During the COVID-19 pandemic, QTPIs led the efforts to get out vaccines, protective equipment, rent money and other resources, often in places they don’t feel welcomed, like church parking lots. Now that the public urgency surrounding COVID-19 has ended, and pandemic-related funding has run out, UTOPIA PDX has begun to re-strategize and shift their focus.
More than half of UTOPIA PDX’s staff members, including Executive Director Kāme'o Kahawai, identify as disabled. However, disability isn’t something they’ve formally addressed as an organization before. With an Advancing Disability Justice grant from Northwest Health Foundation, they’ve been able to spend more time considering how disability justice fits into their work.

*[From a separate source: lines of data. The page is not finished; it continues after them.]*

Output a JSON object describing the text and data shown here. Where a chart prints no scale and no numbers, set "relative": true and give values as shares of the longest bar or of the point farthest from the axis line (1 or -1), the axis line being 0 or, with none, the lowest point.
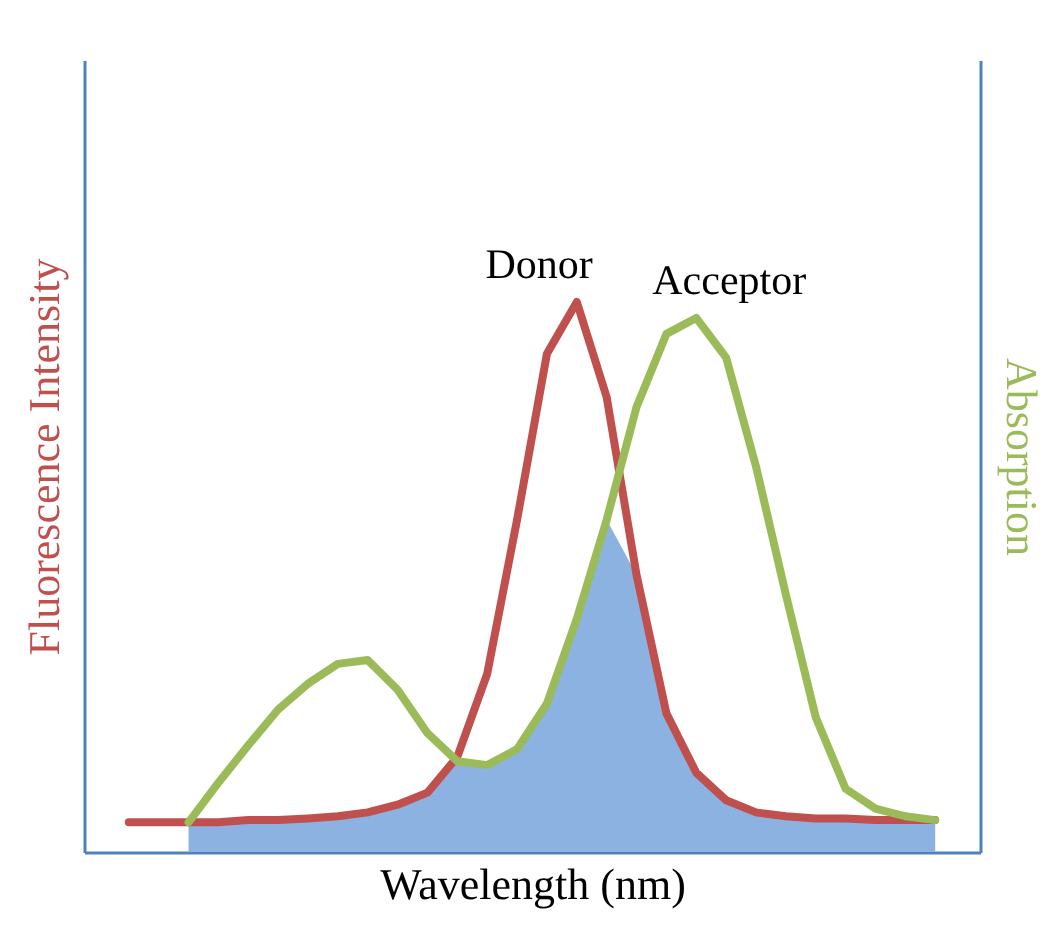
{
  "chart_data": {
    "type": "line",
    "relative": true,
    "xlabel": "Wavelength (nm)",
    "ylabel": "Fluorescence Intensity",
    "y2label": "Absorption",
    "legend": false,
    "marker": "none",
    "categories": [
      null,
      null,
      null,
      null,
      null,
      null,
      null,
      null,
      null,
      null,
      null,
      null,
      null,
      null,
      null,
      null,
      null,
      null,
      null,
      null,
      null,
      null,
      null,
      null,
      null,
      null,
      null,
      null,
      null,
      null
    ],
    "series": [
      {
        "type": "area",
        "color": "#8cb2e2",
        "values": [
          null,
          null,
          null,
          0.054,
          0.054,
          0.058,
          0.058,
          0.061,
          0.065,
          0.072,
          0.086,
          0.108,
          0.165,
          0.158,
          0.187,
          0.27,
          0.424,
          0.604,
          0.504,
          0.252,
          0.144,
          0.094,
          0.072,
          0.065,
          0.061,
          0.061,
          0.058,
          0.058,
          0.058,
          null
        ]
      },
      {
        "name": "Donor",
        "color": "#c0504d",
        "values": [
          null,
          0.054,
          0.054,
          0.054,
          0.054,
          0.058,
          0.058,
          0.061,
          0.065,
          0.072,
          0.086,
          0.108,
          0.173,
          0.324,
          0.604,
          0.906,
          1,
          0.827,
          0.504,
          0.252,
          0.144,
          0.094,
          0.072,
          0.065,
          0.061,
          0.061,
          0.058,
          0.058,
          0.058,
          null
        ]
      },
      {
        "name": "Acceptor",
        "color": "#9bbb59",
        "values": [
          null,
          null,
          null,
          0.054,
          0.126,
          0.194,
          0.259,
          0.306,
          0.342,
          0.349,
          0.295,
          0.216,
          0.165,
          0.158,
          0.187,
          0.27,
          0.424,
          0.604,
          0.809,
          0.942,
          0.971,
          0.899,
          0.701,
          0.468,
          0.245,
          0.115,
          0.079,
          0.065,
          0.058,
          null
        ]
      }
    ]
  }
}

This Friday, September 29 from 4:30-8:30pm, UTOPIA PDX is hosting a Disability Joy QTPI Pātī (“party” in Samoan) at Matt Dishman Community Center. Two community members will facilitate the event, which will include food, music making, art making, a movement activity with scarves, seated hula, and karaoke, all for people with varying abilities. Also this fall, UTOPIA PDX is partnering with Black & Beyond the Binary Collective on an internal disability justice training.
Moving forward, UTOPIA PDX would like to more intentionally integrate disability justice in all of their programming and decision-making. They have already redesigned their website to meet accessibility standards, and they’re launching a new program called Oceania Healings, funded by the Justice Reinvestment Equity Program, which will offer ample opportunity to continue advancing disability justice in their work.